Со вторника на среду (1/2)

Чарли облегченно выдыхает, когда подмечает цифры на доме, совпадающие с адресом, сказанным Харгроувом. Тормозит напротив, ближе к рулю наклоняется и почти ложится на него, уперевшись лбом. Руки потряхивает, большим пальцем левой давит на правую ладонь, потирает, но дрожь не спадает, а кровь в ушах глушит голоса из приёмника — второй раз она водит машину и первый на такие расстояния. Поднимает взгляд на зеркало, Билли в отражении спит, кажется, слишком крепко, склонив голову себе на плечо, мерно сопит, приоткрыв рот. Чарли впервые за два месяца их стычек и словесных перепалок видит его таким спокойным, расслабленным, и радуется, что он не может ощутить ее железной струной натянутого до звона напряжения, иначе подъебов она не избежала бы.

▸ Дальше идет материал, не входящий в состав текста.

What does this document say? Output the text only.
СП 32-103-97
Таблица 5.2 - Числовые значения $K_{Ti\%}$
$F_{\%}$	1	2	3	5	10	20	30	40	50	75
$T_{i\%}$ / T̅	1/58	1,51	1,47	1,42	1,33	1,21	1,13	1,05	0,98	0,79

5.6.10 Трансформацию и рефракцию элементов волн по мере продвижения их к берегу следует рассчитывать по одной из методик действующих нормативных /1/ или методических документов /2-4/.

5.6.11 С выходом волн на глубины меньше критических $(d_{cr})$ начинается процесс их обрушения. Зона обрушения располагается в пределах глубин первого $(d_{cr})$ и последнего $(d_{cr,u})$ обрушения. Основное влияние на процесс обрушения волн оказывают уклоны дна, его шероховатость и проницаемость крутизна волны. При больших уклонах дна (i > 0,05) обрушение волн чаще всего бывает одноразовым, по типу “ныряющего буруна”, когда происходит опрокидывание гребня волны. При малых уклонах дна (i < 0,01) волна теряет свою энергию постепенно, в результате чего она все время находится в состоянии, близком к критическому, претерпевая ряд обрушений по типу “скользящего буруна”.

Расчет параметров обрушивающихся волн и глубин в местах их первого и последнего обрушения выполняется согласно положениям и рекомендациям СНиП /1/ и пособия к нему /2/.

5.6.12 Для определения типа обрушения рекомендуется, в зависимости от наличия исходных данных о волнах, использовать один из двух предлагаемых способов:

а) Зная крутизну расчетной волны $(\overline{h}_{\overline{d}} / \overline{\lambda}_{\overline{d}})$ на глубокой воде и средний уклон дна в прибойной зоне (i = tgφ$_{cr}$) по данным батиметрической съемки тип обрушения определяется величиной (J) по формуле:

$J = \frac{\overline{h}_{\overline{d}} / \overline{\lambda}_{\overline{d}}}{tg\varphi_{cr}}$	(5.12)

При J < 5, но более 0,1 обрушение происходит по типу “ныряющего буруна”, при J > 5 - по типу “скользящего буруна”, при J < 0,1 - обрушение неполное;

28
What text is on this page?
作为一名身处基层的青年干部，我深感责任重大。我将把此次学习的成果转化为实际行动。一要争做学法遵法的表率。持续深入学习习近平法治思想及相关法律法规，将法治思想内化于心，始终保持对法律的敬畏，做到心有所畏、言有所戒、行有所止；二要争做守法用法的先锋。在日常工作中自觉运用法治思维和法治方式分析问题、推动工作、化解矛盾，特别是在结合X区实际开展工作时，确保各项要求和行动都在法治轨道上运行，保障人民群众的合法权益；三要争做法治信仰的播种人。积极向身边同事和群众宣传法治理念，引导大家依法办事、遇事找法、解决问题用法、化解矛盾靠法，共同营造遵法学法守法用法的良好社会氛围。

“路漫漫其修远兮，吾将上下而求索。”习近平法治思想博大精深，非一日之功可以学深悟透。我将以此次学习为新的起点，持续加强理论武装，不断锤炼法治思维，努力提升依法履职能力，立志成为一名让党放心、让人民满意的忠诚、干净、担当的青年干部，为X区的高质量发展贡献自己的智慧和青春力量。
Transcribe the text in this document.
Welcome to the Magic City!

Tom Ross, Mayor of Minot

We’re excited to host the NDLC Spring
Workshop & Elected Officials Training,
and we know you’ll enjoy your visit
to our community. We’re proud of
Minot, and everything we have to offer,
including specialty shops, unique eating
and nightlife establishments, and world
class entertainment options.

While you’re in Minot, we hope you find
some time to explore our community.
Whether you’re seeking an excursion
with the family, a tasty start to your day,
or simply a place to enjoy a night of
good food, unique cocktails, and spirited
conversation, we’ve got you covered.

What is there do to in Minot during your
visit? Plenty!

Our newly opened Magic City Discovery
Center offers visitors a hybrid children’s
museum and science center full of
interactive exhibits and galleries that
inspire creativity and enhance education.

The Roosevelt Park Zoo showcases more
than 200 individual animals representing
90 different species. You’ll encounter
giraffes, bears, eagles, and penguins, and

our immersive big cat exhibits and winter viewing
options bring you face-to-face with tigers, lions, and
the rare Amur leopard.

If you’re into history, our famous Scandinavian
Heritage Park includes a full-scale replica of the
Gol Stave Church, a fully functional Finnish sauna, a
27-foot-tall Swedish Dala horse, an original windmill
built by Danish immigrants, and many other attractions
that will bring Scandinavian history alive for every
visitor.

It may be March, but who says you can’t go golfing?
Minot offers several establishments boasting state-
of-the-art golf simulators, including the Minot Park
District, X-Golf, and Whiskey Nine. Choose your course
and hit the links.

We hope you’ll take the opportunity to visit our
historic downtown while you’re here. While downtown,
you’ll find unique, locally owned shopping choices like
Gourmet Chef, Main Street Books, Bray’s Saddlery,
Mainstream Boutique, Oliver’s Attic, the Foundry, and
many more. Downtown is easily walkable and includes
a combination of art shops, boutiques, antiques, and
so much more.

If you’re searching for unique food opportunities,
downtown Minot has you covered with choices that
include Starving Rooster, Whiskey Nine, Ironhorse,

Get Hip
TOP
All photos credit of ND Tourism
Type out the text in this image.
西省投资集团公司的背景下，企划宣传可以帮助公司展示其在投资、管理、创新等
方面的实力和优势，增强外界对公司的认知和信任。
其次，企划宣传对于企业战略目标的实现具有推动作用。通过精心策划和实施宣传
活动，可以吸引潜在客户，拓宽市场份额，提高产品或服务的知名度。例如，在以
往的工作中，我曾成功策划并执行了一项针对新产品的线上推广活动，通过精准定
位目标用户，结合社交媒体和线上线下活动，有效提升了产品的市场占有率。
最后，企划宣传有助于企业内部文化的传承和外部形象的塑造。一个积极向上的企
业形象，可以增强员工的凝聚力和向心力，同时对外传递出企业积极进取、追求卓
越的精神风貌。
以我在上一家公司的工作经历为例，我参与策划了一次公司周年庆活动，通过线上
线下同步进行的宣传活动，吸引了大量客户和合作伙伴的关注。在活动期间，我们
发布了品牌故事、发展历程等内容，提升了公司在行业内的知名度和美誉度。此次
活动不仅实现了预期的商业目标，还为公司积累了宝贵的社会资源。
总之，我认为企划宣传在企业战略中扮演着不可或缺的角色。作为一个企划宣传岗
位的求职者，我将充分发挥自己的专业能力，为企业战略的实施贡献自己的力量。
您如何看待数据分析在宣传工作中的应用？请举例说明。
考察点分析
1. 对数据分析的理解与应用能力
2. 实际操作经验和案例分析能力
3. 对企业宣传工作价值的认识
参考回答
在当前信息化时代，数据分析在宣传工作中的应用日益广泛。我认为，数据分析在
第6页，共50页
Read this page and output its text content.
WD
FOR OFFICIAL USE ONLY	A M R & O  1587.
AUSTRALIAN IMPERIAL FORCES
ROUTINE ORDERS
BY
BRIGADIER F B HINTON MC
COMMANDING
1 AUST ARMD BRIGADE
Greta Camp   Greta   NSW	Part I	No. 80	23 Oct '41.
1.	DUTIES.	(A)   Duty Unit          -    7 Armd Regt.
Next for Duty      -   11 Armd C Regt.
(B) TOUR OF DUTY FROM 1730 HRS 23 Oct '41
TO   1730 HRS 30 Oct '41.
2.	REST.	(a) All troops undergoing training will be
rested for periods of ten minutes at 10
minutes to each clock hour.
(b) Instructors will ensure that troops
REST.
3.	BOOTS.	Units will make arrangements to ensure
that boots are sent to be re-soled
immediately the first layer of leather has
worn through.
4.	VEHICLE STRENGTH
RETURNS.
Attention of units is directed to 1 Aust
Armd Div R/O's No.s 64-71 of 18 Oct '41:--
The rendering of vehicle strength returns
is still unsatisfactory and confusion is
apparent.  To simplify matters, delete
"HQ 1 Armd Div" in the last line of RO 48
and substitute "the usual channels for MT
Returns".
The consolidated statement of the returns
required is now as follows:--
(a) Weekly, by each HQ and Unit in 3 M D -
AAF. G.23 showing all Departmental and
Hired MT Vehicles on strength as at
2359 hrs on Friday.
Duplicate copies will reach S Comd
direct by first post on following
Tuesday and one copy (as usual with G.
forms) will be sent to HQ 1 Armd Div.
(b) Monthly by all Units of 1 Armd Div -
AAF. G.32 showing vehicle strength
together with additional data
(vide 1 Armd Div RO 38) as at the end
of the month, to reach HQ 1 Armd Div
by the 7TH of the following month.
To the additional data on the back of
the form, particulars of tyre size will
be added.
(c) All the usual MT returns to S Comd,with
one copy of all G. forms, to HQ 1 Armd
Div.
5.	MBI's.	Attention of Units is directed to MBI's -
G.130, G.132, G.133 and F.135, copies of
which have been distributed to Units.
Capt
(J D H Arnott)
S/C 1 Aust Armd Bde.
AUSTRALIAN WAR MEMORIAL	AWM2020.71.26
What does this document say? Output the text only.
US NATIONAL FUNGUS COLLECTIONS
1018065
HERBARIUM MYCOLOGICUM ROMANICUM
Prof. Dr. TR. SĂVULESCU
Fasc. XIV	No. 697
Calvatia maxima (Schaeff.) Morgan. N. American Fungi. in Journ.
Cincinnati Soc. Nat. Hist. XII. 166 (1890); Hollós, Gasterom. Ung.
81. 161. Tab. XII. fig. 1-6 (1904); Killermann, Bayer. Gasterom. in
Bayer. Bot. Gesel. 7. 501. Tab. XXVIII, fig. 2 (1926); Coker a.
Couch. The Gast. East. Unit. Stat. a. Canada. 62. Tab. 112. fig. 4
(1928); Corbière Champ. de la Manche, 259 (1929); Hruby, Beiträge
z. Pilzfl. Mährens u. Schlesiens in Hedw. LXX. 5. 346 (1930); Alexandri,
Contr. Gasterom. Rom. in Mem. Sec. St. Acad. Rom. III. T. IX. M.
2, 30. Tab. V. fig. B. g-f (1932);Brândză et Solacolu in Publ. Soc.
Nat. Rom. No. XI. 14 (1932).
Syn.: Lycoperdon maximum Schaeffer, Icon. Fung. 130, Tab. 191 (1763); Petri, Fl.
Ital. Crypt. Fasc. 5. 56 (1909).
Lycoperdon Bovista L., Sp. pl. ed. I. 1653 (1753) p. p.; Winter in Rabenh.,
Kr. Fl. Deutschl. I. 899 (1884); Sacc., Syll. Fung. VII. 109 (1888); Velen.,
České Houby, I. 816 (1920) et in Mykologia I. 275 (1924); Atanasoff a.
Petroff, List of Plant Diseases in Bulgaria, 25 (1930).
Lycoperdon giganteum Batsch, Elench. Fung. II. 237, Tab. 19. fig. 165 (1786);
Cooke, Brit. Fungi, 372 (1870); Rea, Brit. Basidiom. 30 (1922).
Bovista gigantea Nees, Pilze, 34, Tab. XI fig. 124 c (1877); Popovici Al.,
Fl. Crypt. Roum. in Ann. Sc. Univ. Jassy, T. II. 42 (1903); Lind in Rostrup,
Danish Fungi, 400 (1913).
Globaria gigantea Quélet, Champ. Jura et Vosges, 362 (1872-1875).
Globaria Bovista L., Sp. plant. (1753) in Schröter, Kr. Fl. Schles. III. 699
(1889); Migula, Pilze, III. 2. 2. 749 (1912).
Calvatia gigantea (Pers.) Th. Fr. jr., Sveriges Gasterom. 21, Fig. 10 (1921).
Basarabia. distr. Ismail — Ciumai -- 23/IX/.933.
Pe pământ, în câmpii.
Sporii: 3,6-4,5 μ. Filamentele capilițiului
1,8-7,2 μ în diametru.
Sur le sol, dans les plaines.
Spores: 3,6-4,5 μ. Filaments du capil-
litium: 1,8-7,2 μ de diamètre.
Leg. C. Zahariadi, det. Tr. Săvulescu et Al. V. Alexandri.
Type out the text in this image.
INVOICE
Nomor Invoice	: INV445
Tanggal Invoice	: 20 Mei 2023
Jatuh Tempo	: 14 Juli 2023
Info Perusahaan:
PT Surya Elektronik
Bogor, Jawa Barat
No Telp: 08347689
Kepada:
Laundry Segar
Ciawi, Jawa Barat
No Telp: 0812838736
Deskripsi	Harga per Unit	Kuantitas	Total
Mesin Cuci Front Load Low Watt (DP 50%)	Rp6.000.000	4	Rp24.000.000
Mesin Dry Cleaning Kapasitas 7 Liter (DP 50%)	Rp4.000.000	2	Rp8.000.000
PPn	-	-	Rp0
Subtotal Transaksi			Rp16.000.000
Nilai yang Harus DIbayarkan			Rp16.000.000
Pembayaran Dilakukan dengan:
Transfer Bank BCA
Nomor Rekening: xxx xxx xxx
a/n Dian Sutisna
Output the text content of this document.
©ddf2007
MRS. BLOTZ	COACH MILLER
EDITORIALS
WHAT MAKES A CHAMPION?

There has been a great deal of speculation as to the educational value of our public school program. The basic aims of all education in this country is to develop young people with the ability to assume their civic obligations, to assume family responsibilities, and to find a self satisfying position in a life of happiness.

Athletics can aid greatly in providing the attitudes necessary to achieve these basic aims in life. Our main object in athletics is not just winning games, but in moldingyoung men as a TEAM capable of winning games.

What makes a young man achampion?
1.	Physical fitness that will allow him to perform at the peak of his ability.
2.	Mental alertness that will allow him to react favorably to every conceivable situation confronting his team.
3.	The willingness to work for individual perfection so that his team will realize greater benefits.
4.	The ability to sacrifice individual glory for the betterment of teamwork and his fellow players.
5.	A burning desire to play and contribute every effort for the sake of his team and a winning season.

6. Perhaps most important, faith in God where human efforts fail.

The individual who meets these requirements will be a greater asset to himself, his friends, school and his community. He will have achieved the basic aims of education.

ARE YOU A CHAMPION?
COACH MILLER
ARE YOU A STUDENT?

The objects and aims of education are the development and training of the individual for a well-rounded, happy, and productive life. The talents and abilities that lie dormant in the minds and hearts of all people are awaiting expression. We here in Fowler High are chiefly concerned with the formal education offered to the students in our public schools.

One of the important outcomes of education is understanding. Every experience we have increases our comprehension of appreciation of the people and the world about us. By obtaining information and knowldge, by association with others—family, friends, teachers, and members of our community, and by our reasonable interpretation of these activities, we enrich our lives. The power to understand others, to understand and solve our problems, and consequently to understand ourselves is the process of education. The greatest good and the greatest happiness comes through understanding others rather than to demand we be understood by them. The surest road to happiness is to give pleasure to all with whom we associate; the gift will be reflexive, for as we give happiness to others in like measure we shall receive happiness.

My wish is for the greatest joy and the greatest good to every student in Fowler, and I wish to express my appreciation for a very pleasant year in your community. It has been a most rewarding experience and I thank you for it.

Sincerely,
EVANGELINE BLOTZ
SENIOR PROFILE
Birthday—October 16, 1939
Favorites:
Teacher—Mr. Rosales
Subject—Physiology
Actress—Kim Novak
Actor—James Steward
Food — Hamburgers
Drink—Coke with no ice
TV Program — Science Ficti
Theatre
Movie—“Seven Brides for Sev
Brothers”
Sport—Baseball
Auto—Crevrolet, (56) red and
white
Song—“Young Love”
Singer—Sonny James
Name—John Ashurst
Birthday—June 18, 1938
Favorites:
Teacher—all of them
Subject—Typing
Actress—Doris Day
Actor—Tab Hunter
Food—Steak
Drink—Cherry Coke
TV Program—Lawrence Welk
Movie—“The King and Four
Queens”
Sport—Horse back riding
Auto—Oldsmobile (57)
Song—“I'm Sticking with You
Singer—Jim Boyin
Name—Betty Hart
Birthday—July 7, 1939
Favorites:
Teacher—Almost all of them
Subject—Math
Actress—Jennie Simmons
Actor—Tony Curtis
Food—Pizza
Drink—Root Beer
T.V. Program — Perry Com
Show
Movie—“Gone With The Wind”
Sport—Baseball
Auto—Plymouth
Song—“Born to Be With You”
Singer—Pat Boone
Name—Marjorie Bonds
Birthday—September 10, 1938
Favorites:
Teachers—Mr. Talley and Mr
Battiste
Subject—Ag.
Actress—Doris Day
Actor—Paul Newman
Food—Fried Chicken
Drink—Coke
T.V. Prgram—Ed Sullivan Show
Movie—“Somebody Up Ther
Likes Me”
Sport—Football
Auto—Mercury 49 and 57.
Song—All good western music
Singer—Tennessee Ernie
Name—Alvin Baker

Под злорадное хихиканье жизнь продолжает пересекать их с Харгроувом линии, закольцовывая непроходимым лабиринтом событий — на этой вечеринке появляться она не должна была, не собиралась даже. Хэллоуин начинался и заканчивался для Чарли несколькими украшениями гостиной и жменькой конфет, что трясущими руками сгребала ей соседка. В планах было пересмотреть Кошмары, взятые напрокат два дня назад, и лечь спать после двенадцати, но угораздило ее ответить на звонок. Чертов Джейсон, именуемый иначе как предатель за его дружбу с Харгроувом, разрывал ей телефон на протяжении получаса, уговаривая пойти с ним на вечеринку. Отказы он слушать не хотел, ставя поперёк непробиваемое желание провести время с любимой (и единственной) кузиной, приехал к восьми часам, настоял на парных костюмах и кинул ее, стоило им зайти в дом, увешанный туалетной бумагой, сверкающим дождиком и искусственными приведениями вместе с бутафорскими отрубленными конечностями.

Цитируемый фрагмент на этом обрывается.